Aims: The aim of this study was to systematically analyze the role of Brucea javanica in the treatment of cervical Cancer (CC) and its underlying mechanisms by means of network pharmacology and molecular docking. Background: Brucea javanica is a traditional Chinese herbal medicine used for the treatment of malaria and cancers, but its mechanism of action in CC is unknown. Objective: The objective of the study is screening of active chemical constituents of Brucea javanica by Traditional Chinese Medicine Systems Pharmacology (TCMSP) database and investigating their potential targets involved in CC therapy. Methods: The GeneCards database was used for the disease targets of CC, the drug-compound-disease target network was constructed by using the Cytoscape 3.8.0 software.
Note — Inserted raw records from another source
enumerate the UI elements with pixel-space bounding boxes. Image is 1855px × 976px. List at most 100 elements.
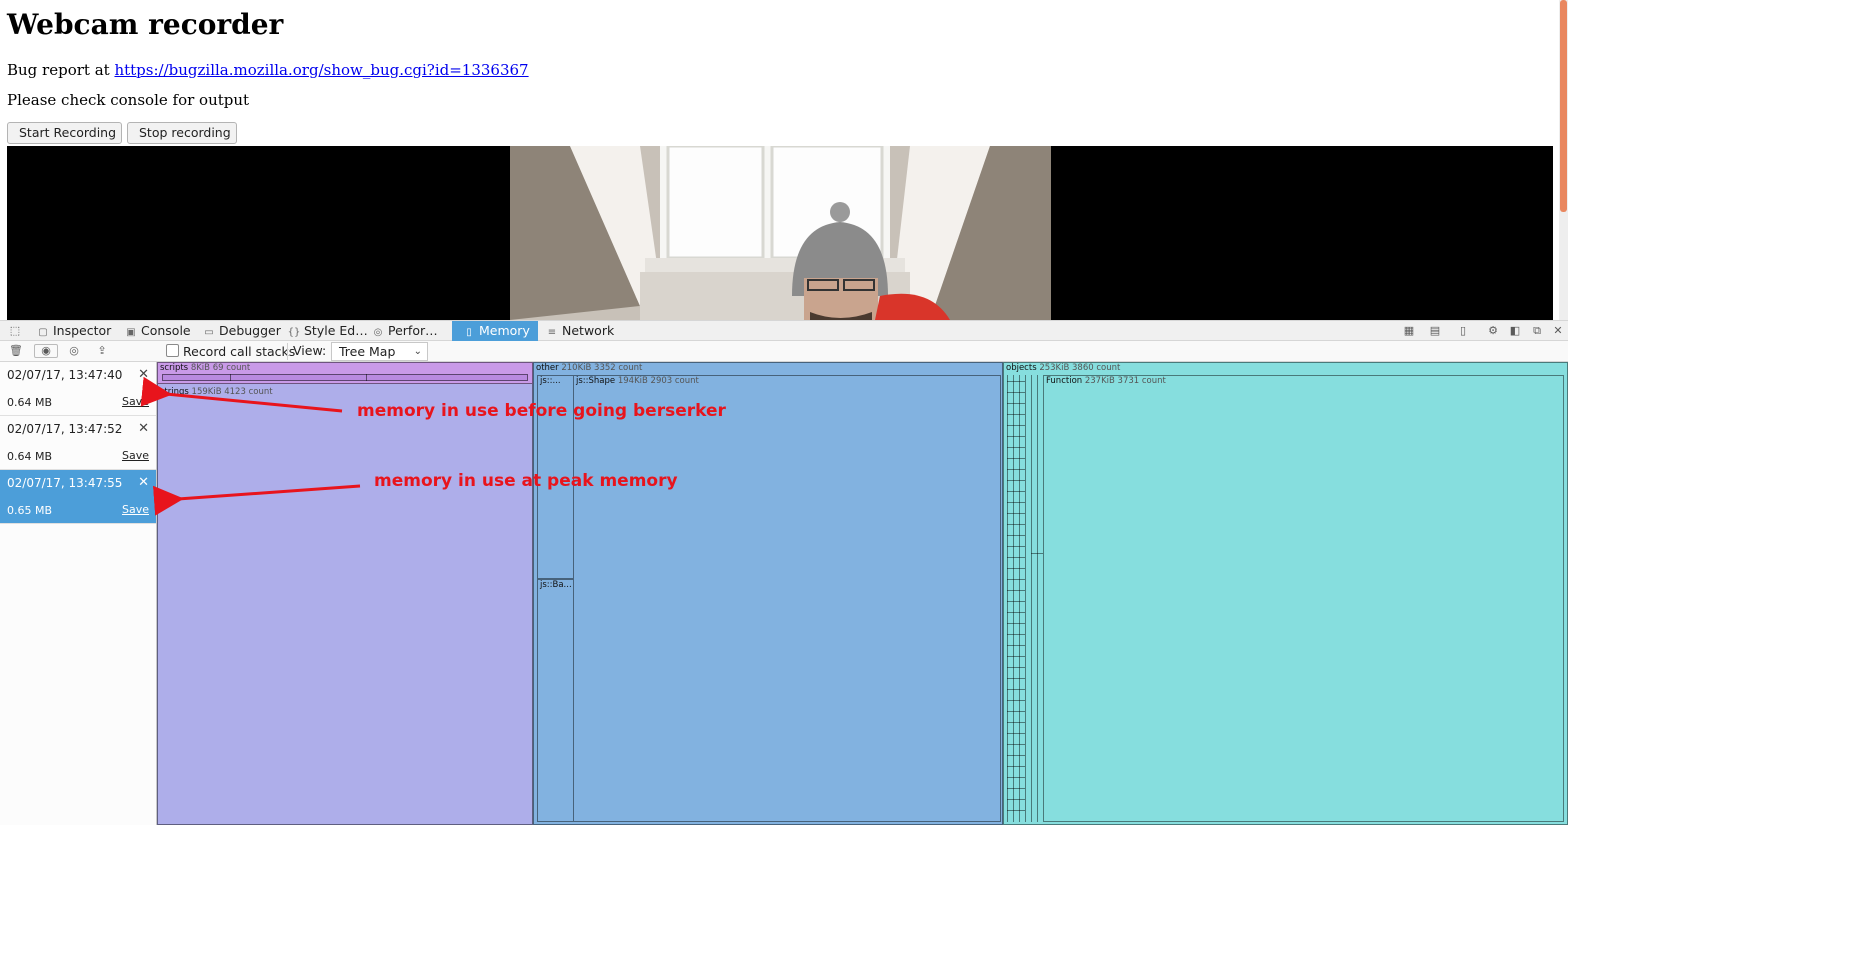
- treemap-node-js-shape[interactable]: js::Shape 194KiB 2903 count: [573, 375, 1001, 822]
- tab-memory[interactable]: ▯ Memory: [452, 321, 538, 341]
- treemap-label: js::Shape 194KiB 2903 count: [576, 376, 699, 386]
- treemap-node-scripts[interactable]: scripts 8KiB 69 count: [157, 362, 533, 384]
- memory-icon: ▯: [466, 327, 472, 338]
- node-meta: 253KiB 3860 count: [1039, 363, 1121, 373]
- snapshot-date: 02/07/17, 13:47:40: [7, 368, 123, 382]
- tab-style-editor[interactable]: {} Style Ed…: [287, 321, 368, 341]
- treemap-cell-row: [1007, 656, 1025, 657]
- treemap-node-strings[interactable]: strings 159KiB 4123 count: [157, 362, 533, 825]
- save-snapshot-link[interactable]: Save: [122, 503, 149, 516]
- close-icon[interactable]: ✕: [138, 421, 149, 436]
- treemap-small-objects[interactable]: [1007, 375, 1043, 822]
- import-snapshot-icon[interactable]: ⇪: [94, 344, 110, 358]
- undock-window-icon[interactable]: ⧉: [1530, 324, 1544, 338]
- annotation-before: memory in use before going berserker: [357, 401, 726, 421]
- record-allocations-icon[interactable]: ◎: [66, 344, 82, 358]
- webcam-scene-image: [510, 146, 1051, 320]
- page-scrollbar[interactable]: [1559, 0, 1568, 320]
- close-icon[interactable]: ✕: [138, 367, 149, 382]
- tree-map[interactable]: strings 159KiB 4123 count scripts 8KiB 6…: [157, 362, 1568, 825]
- annotation-peak: memory in use at peak memory: [374, 471, 678, 491]
- node-name: strings: [160, 387, 189, 397]
- split-console-icon[interactable]: ▤: [1428, 324, 1442, 338]
- node-name: scripts: [160, 363, 189, 373]
- treemap-label: objects 253KiB 3860 count: [1006, 363, 1120, 373]
- view-select[interactable]: Tree Map ⌄: [331, 342, 428, 361]
- save-snapshot-link[interactable]: Save: [122, 449, 149, 462]
- node-meta: 237KiB 3731 count: [1084, 376, 1166, 386]
- devtools-toolbar: ⬚ ▢ Inspector ▣ Console ▭ Debugger {} Style …: [0, 320, 1568, 341]
- treemap-cell-row: [1007, 502, 1025, 503]
- treemap-label: js::Ba...: [540, 580, 572, 590]
- snapshot-item[interactable]: 02/07/17, 13:47:40 ✕ 0.64 MB Save: [0, 362, 156, 416]
- treemap-cell-row: [1007, 667, 1025, 668]
- treemap-label: scripts 8KiB 69 count: [160, 363, 250, 373]
- treemap-subnode[interactable]: [162, 374, 528, 381]
- bug-report-link[interactable]: https://bugzilla.mozilla.org/show_bug.cg…: [114, 61, 528, 79]
- snapshot-size: 0.64 MB: [7, 396, 53, 409]
- webcam-video[interactable]: [7, 146, 1553, 320]
- treemap-divider: [366, 374, 367, 381]
- treemap-cell-column: [1037, 375, 1038, 822]
- close-devtools-icon[interactable]: ✕: [1551, 324, 1565, 338]
- treemap-cell-row: [1007, 623, 1025, 624]
- frame-select-icon[interactable]: ▦: [1400, 324, 1418, 338]
- responsive-design-icon[interactable]: ▯: [1456, 324, 1470, 338]
- style-editor-icon: {}: [287, 327, 301, 338]
- console-note: Please check console for output: [7, 91, 250, 109]
- tab-label: Style Ed…: [304, 323, 368, 338]
- treemap-cell-column: [1025, 375, 1026, 822]
- network-icon: ≡: [547, 327, 557, 338]
- treemap-cell-row: [1007, 557, 1025, 558]
- take-snapshot-camera-icon[interactable]: ◉: [34, 344, 58, 358]
- snapshot-date: 02/07/17, 13:47:52: [7, 422, 123, 436]
- treemap-cell-row: [1007, 568, 1025, 569]
- treemap-cell-row: [1007, 447, 1025, 448]
- tab-debugger[interactable]: ▭ Debugger: [202, 321, 281, 341]
- tab-network[interactable]: ≡ Network: [545, 321, 614, 341]
- performance-icon: ◎: [373, 327, 383, 338]
- devtools-panel: ⬚ ▢ Inspector ▣ Console ▭ Debugger {} Style …: [0, 320, 1568, 825]
- snapshot-item[interactable]: 02/07/17, 13:47:52 ✕ 0.64 MB Save: [0, 416, 156, 470]
- treemap-cell-row: [1007, 381, 1025, 382]
- treemap-node-js-ba[interactable]: js::Ba...: [537, 579, 574, 822]
- treemap-cell-row: [1007, 689, 1025, 690]
- tab-inspector[interactable]: ▢ Inspector: [36, 321, 111, 341]
- snapshot-size: 0.64 MB: [7, 450, 53, 463]
- treemap-cell-row: [1007, 722, 1025, 723]
- treemap-cell-row: [1007, 403, 1025, 404]
- node-meta: 159KiB 4123 count: [191, 387, 273, 397]
- treemap-cell-row: [1007, 612, 1025, 613]
- tab-performance[interactable]: ◎ Perfor…: [371, 321, 438, 341]
- console-icon: ▣: [126, 327, 136, 338]
- snapshot-date: 02/07/17, 13:47:55: [7, 476, 123, 490]
- tab-label: Memory: [479, 323, 530, 338]
- element-picker-icon[interactable]: ⬚: [8, 324, 22, 338]
- dock-side-icon[interactable]: ◧: [1508, 324, 1522, 338]
- tab-console[interactable]: ▣ Console: [124, 321, 190, 341]
- treemap-cell-row: [1007, 733, 1025, 734]
- stop-recording-button[interactable]: Stop recording: [127, 122, 237, 144]
- record-call-stacks-checkbox[interactable]: [166, 344, 179, 357]
- treemap-label: Function 237KiB 3731 count: [1046, 376, 1166, 386]
- treemap-label: strings 159KiB 4123 count: [160, 387, 273, 397]
- treemap-cell-row: [1007, 458, 1025, 459]
- page-scrollbar-thumb[interactable]: [1560, 0, 1567, 212]
- treemap-cell-row: [1007, 480, 1025, 481]
- tab-label: Debugger: [219, 323, 281, 338]
- clear-snapshots-icon[interactable]: 🗑: [8, 344, 24, 358]
- treemap-cell-row: [1007, 590, 1025, 591]
- treemap-node-function[interactable]: Function 237KiB 3731 count: [1043, 375, 1564, 822]
- snapshot-item-selected[interactable]: 02/07/17, 13:47:55 ✕ 0.65 MB Save: [0, 470, 156, 524]
- node-meta: 210KiB 3352 count: [561, 363, 643, 373]
- start-recording-button[interactable]: Start Recording: [7, 122, 122, 144]
- treemap-node-objects[interactable]: objects 253KiB 3860 count Function 237Ki…: [1003, 362, 1568, 825]
- treemap-node-other[interactable]: other 210KiB 3352 count js::... js::Ba..…: [533, 362, 1003, 825]
- treemap-cell-row: [1007, 535, 1025, 536]
- treemap-cell-row: [1007, 788, 1025, 789]
- memory-toolbar: 🗑 ◉ ◎ ⇪ Record call stacks View: Tree Ma…: [0, 341, 1568, 362]
- node-name: js::Shape: [576, 376, 616, 386]
- close-icon[interactable]: ✕: [138, 475, 149, 490]
- settings-gear-icon[interactable]: ⚙: [1486, 324, 1500, 338]
- save-snapshot-link[interactable]: Save: [122, 395, 149, 408]
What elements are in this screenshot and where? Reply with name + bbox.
Then, the key targets in the protein-protein interaction (PPI) network were identified, and the "clusterProfiler" was used for the Gene Ontology (GO) and Kyoto Encyclopedia of Genes and Genomes (KEGG) analysis. The qRT-PCR, CCK-8, and flow cytometry were used to assess the expression levels of specific target genes in CC cells, as well as their effects on cell proliferation, Apoptosis, and Reactive Oxygen Species (ROS) levels, respectively. Protein-compound complex analysis was performed using molecular dynamics simulation. Results: A total of 15 active compounds and their 86 treatment targets were obtained from the Brucea javanica analysis, in which 51 target genes were associated with the CC-related disease targets. Then, a PPI analysis identified 12 key genes (including EGFR, TP53, BCL2, Akt1, JUN, TNF, CASP3, IL6, MMP9, ERBB2, CCND1, and PTGS2) that were related to oxidative stress, PI3K-Akt, IL-17, p53, and JAK-STAT pathways, inflammatory response, and Apoptosis pathways. In addition, Akt1 showed upregulation at the mRNA level in SiHa cells, and the knockdown of Akt1 significantly reduced the proliferation of CC cells and increased Apoptosis and ROS levels. Molecular docking and dynamics simulations revealed a close binding between the active compounds and targets. Conclusions: The present research comprehensively examined the active compounds, potential targets, and pathways of Brucea javanica in CC treatment, providing a novel insight for CC treatment.

Brucea javanica; PPI; cervical cancer; drug target analysis; enrichment analysis; molecular docking.